Languages are not just sets of symbols. They also contain a grammar, or system of rules, used to manipulate the symbols. While a set of symbols may be used for expression or communication, it is primitive and relatively unexpressive, because there are no clear or regular relationships between the symbols. Because a language also has a grammar, it can manipulate its symbols to express clear and regular relationships between them.
For example, imagine going on a walk with a person who only knew individual symbols, or words. If you saw a dog, he might say, "Dog scare" or "Scare Dog". Although any English speaker would have some notion of what he was talking about, the relationship between the words is unclear. Is he scared of dogs? Or just that dog? Or does he want to scare the dog off? Does he think the dog is scared? But if you respond, "I’m not scared of dogs," the relationship between dog and scare is quite apparent and hence the meaning of the utterance.

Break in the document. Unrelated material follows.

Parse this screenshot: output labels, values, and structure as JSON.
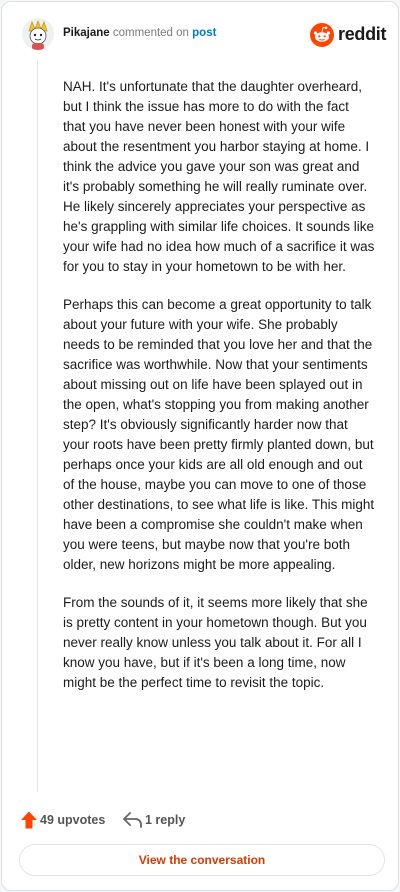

Another important property of language is the arbitrariness of the symbols. Any symbol can be mapped onto any concept (or even onto one of the rules of the grammar). For instance, there is nothing about the Spanish word nada itself that forces Spanish speakers to use it to mean nothing. That is the meaning all Spanish speakers have memorized for that sound pattern. But for Croatian speakers nada means hope.
However, it must be understood that just because in principle the symbols are arbitrary does not mean that a language cannot have symbols that are iconic of what they stand for. Words such as meow sound similar to what they represent, but they could be replaced with words such as jarn, and as long as everyone memorized the new word, the same concepts could be expressed with it.